Representatives of Western embassies in Bucharest participate at a growing rate in sessions of the Romanian institutions with an important role in Justice reforms. A western diplomat explained for that there is a significant concern on the course of the reforms, especially when it comes to Justice. Corruption and the lack of respect for the rule of law don’t affect just one country, but may have international implications, the official emphasized. On the other hand, leaders of almost all political parties comment in a more and more aggressive voice the participation of foreign diplomats in the sessions of the Supreme Council of Magistrates (CSM), write letters to Brussels and lobby for the non-involvement of EU officials in the interior political decisions.

The most active embassies are from UK, USA, Holland and the European Commission Delegation in Bucharest. On September 22, diplomats or embassy employees from Western states participated in the CSM session in which the case of Alice Draghici was discussed. Alice Draghici, a member of the National Integrity Council, attempted to block the investigation against an allegedly corrupt medical doctor whom she represents as a lawyer.

"It is a normal action, it is a public hearing and there are issues that we are interested in, it's just normal to be there", a source in the diplomatic environment says.

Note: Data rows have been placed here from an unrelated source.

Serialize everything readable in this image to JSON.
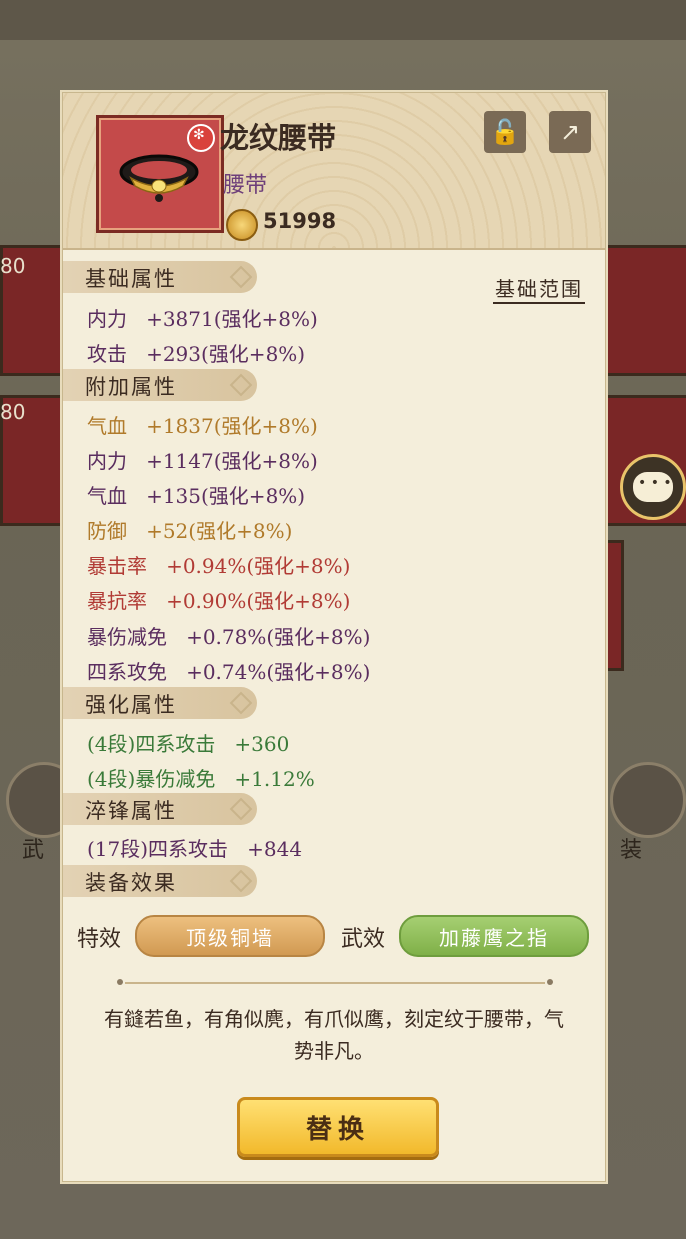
{
  "item": {
    "name": "龙纹腰带",
    "type": "腰带",
    "price": "51998"
  },
  "range_button": "基础范围",
  "sections": {
    "base": "基础属性",
    "extra": "附加属性",
    "enhance": "强化属性",
    "temper": "淬锋属性",
    "effect": "装备效果"
  },
  "base_attrs": [
    {
      "name": "内力",
      "value": "+3871(强化+8%)"
    },
    {
      "name": "攻击",
      "value": "+293(强化+8%)"
    }
  ],
  "extra_attrs": [
    {
      "name": "气血",
      "value": "+1837(强化+8%)"
    },
    {
      "name": "内力",
      "value": "+1147(强化+8%)"
    },
    {
      "name": "气血",
      "value": "+135(强化+8%)"
    },
    {
      "name": "防御",
      "value": "+52(强化+8%)"
    },
    {
      "name": "暴击率",
      "value": "+0.94%(强化+8%)"
    },
    {
      "name": "暴抗率",
      "value": "+0.90%(强化+8%)"
    },
    {
      "name": "暴伤减免",
      "value": "+0.78%(强化+8%)"
    },
    {
      "name": "四系攻免",
      "value": "+0.74%(强化+8%)"
    }
  ],
  "enhance_attrs": [
    {
      "name": "(4段)四系攻击",
      "value": "+360"
    },
    {
      "name": "(4段)暴伤减免",
      "value": "+1.12%"
    }
  ],
  "temper_attrs": [
    {
      "name": "(17段)四系攻击",
      "value": "+844"
    }
  ],
  "effects": {
    "special_label": "特效",
    "special_value": "顶级铜墙",
    "martial_label": "武效",
    "martial_value": "加藤鹰之指"
  },
  "description": "有鏠若鱼，有角似麂，有爪似鹰，刻定纹于腰带，气势非凡。",
  "replace_button": "替换",
  "background": {
    "levels": [
      "80",
      "80"
    ],
    "left_label": "武",
    "right_label": "装"
  }
}
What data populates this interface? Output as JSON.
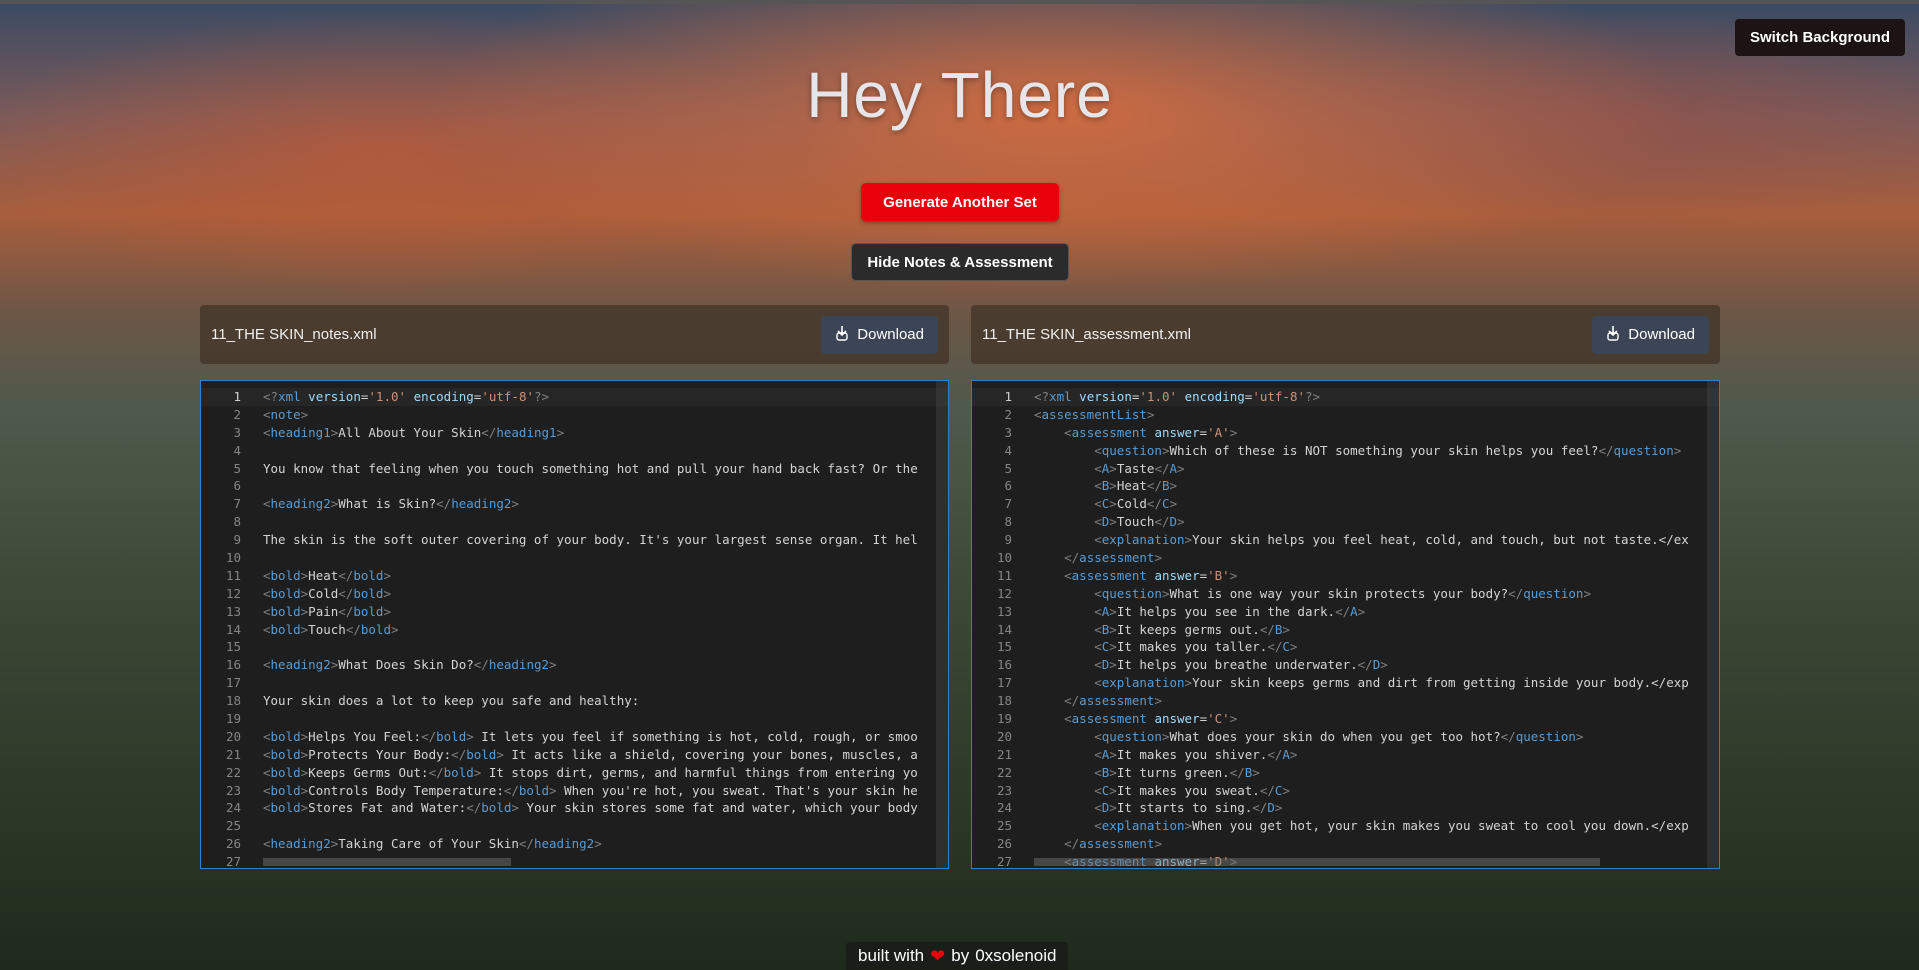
{
  "header": {
    "title": "Hey There",
    "switch_background_label": "Switch Background",
    "generate_label": "Generate Another Set",
    "hide_label": "Hide Notes & Assessment"
  },
  "notes_panel": {
    "filename": "11_THE SKIN_notes.xml",
    "download_label": "Download",
    "lines": [
      "<?xml version='1.0' encoding='utf-8'?>",
      "<note>",
      "<heading1>All About Your Skin</heading1>",
      "",
      "You know that feeling when you touch something hot and pull your hand back fast? Or the",
      "",
      "<heading2>What is Skin?</heading2>",
      "",
      "The skin is the soft outer covering of your body. It's your largest sense organ. It hel",
      "",
      "<bold>Heat</bold>",
      "<bold>Cold</bold>",
      "<bold>Pain</bold>",
      "<bold>Touch</bold>",
      "",
      "<heading2>What Does Skin Do?</heading2>",
      "",
      "Your skin does a lot to keep you safe and healthy:",
      "",
      "<bold>Helps You Feel:</bold> It lets you feel if something is hot, cold, rough, or smoo",
      "<bold>Protects Your Body:</bold> It acts like a shield, covering your bones, muscles, a",
      "<bold>Keeps Germs Out:</bold> It stops dirt, germs, and harmful things from entering yo",
      "<bold>Controls Body Temperature:</bold> When you're hot, you sweat. That's your skin he",
      "<bold>Stores Fat and Water:</bold> Your skin stores some fat and water, which your body",
      "",
      "<heading2>Taking Care of Your Skin</heading2>",
      ""
    ]
  },
  "assessment_panel": {
    "filename": "11_THE SKIN_assessment.xml",
    "download_label": "Download",
    "lines": [
      "<?xml version='1.0' encoding='utf-8'?>",
      "<assessmentList>",
      "    <assessment answer='A'>",
      "        <question>Which of these is NOT something your skin helps you feel?</question>",
      "        <A>Taste</A>",
      "        <B>Heat</B>",
      "        <C>Cold</C>",
      "        <D>Touch</D>",
      "        <explanation>Your skin helps you feel heat, cold, and touch, but not taste.</ex",
      "    </assessment>",
      "    <assessment answer='B'>",
      "        <question>What is one way your skin protects your body?</question>",
      "        <A>It helps you see in the dark.</A>",
      "        <B>It keeps germs out.</B>",
      "        <C>It makes you taller.</C>",
      "        <D>It helps you breathe underwater.</D>",
      "        <explanation>Your skin keeps germs and dirt from getting inside your body.</exp",
      "    </assessment>",
      "    <assessment answer='C'>",
      "        <question>What does your skin do when you get too hot?</question>",
      "        <A>It makes you shiver.</A>",
      "        <B>It turns green.</B>",
      "        <C>It makes you sweat.</C>",
      "        <D>It starts to sing.</D>",
      "        <explanation>When you get hot, your skin makes you sweat to cool you down.</exp",
      "    </assessment>",
      "    <assessment answer='D'>"
    ]
  },
  "footer": {
    "built_with": "built with",
    "by": "by",
    "author": "0xsolenoid"
  }
}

The teams of observers from embassies also participate in other key-events. at the beginning of the month, European Commission and US Embassy officials monitored the CSM session in which the magistrate decided on a negative note for Monica Serbanescu, the ministerial nominee for the replacement of Daniel Morar, chief-prosecutor in the National Anti-Graft Prosecution Office (DNA).

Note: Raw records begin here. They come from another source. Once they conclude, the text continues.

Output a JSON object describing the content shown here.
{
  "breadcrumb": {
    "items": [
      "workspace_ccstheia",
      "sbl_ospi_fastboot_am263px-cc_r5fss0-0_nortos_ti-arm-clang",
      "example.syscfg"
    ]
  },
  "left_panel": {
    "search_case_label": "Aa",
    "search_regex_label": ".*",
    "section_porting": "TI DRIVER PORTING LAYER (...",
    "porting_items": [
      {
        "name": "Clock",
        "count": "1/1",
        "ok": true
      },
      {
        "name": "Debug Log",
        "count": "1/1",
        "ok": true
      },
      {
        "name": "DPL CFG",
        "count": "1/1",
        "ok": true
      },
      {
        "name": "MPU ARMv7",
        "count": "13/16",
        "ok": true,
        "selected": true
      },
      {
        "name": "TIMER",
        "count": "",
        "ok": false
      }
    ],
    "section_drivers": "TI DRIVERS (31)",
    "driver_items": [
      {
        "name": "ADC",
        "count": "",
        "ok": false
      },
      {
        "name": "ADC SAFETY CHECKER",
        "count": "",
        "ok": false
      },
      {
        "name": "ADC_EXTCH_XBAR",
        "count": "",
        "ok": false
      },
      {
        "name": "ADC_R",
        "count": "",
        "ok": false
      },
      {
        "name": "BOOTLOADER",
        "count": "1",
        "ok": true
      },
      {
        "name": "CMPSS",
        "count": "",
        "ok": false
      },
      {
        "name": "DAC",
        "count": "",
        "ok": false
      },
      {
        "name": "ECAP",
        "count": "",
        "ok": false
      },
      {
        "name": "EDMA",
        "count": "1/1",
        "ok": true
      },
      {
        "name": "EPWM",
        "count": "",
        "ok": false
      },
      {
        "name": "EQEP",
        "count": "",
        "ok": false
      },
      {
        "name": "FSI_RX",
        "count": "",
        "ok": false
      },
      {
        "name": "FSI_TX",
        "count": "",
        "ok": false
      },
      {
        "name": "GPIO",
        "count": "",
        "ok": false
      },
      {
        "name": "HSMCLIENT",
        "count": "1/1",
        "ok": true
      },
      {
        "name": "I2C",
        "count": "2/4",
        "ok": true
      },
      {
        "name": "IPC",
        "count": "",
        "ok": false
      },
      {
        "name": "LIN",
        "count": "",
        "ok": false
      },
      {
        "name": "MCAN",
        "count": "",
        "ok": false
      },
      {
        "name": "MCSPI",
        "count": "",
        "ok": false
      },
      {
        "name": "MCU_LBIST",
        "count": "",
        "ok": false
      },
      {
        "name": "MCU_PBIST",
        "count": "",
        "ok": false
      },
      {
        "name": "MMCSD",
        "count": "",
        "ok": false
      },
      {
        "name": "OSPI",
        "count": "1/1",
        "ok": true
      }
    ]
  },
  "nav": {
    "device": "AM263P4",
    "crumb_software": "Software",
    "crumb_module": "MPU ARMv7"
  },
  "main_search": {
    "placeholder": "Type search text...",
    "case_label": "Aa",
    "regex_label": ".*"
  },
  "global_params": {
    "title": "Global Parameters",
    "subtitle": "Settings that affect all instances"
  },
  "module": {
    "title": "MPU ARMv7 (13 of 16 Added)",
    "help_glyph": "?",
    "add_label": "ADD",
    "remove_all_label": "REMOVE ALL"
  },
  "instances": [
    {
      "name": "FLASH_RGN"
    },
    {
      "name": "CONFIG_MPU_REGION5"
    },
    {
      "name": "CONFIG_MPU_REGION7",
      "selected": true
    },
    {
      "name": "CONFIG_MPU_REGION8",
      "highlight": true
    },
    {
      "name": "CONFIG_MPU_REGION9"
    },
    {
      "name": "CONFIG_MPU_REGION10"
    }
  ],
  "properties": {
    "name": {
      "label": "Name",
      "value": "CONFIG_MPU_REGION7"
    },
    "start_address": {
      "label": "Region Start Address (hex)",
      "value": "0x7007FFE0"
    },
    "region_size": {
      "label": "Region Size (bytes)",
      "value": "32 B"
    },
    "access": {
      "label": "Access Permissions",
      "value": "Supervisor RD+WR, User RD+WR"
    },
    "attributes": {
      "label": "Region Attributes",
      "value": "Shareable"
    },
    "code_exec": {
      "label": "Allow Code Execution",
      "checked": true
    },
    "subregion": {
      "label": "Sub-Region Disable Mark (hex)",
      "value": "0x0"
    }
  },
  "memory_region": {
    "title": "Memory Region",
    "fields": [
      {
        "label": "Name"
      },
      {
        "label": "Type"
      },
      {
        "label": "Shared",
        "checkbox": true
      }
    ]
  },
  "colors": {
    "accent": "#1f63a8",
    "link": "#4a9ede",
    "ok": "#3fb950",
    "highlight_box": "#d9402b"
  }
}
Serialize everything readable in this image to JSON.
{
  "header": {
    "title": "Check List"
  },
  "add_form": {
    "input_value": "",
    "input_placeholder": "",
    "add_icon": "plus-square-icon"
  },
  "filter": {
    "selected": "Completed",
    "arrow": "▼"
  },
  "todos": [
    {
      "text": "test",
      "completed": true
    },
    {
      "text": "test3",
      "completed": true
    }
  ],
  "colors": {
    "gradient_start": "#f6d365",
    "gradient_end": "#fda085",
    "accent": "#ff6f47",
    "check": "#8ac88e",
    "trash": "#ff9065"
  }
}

The changes brought to the Criminal Procedure Law and to the Criminal Law in October 2007 raised concern in Brussels, European officials going up to direct interventions in the Romanian Senate's Juridical Commission, in order to prevent amendments that diminished the power of prosecutors from coming into force. The most severe interventions were made by the UK and the Dutch ambassadors.

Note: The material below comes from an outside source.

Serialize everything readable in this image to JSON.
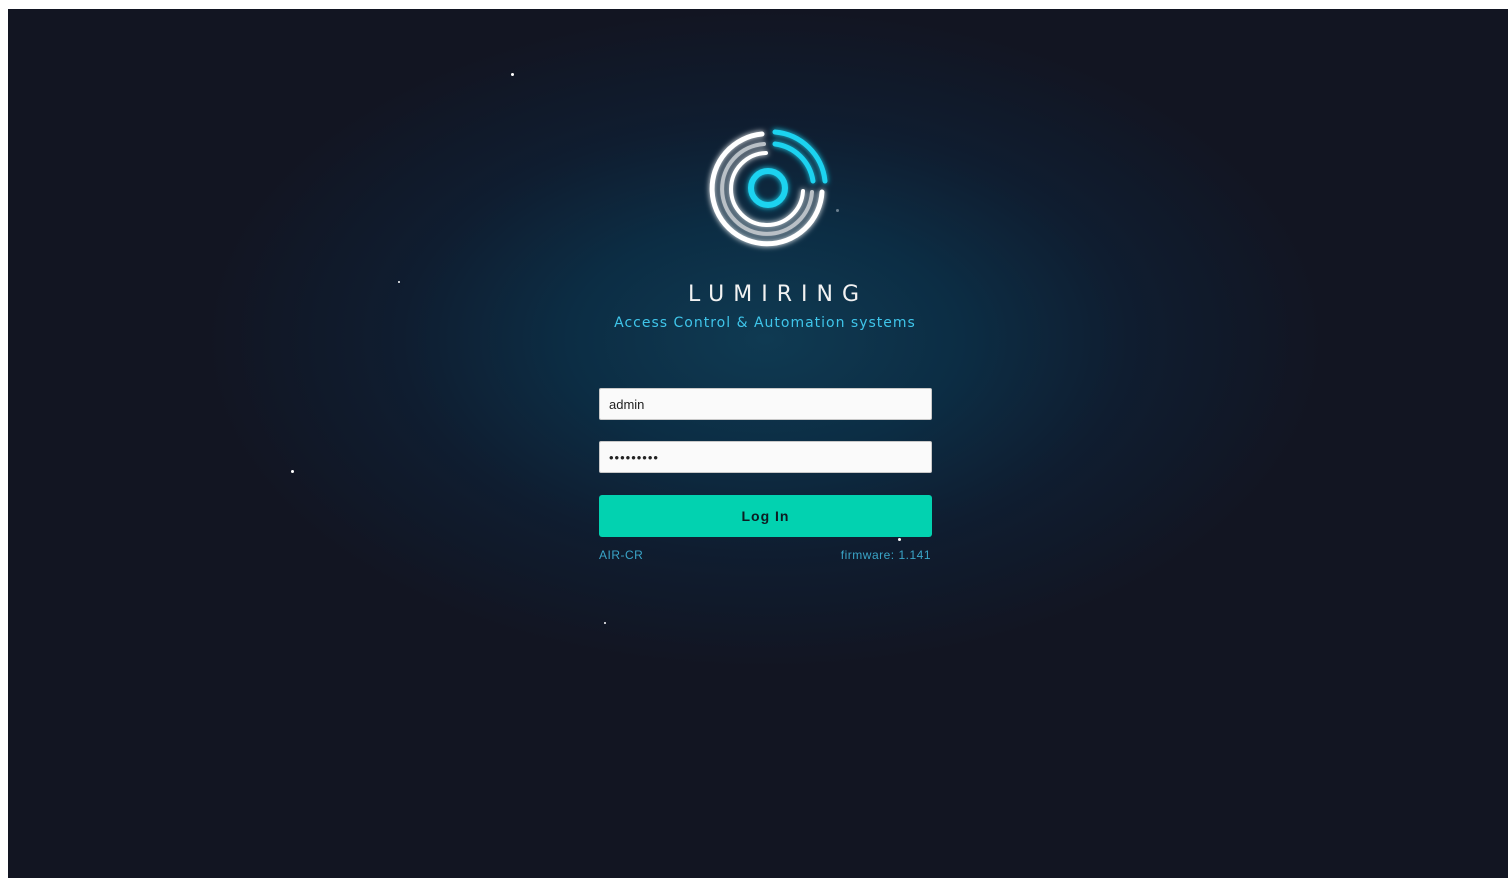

US ambassador Nicholas Taubman openly criticized the parliamentarian attempt to change the laws, showing that certain amendments, if adopted, would make it impossible for the prosecutors to investigate almost any crime at all. Taubman also expressed his support for Daniel Morar in moments in which the chief-prosecutors was targeted by political attacks.

The problem, columnist Dan Tapalaga believes, is that the European Commission and the United States don't have anymore strong instruments to correct the democracy flaws and to influence reforms, since Romania became a full member of NATO and the European Union. Indirect pressure, statements, adopting positions and monitoring open sessions are instruments that have to face the nationalist responses of the Government, amplified by Social Democrats, Conservatives and the far-right Greater Romania Party. Even the Prime Minister, Calin Popescu Tariceanu, stated that Romania has equal rights to all other EU countries and that it should not be treated as a second-rank country.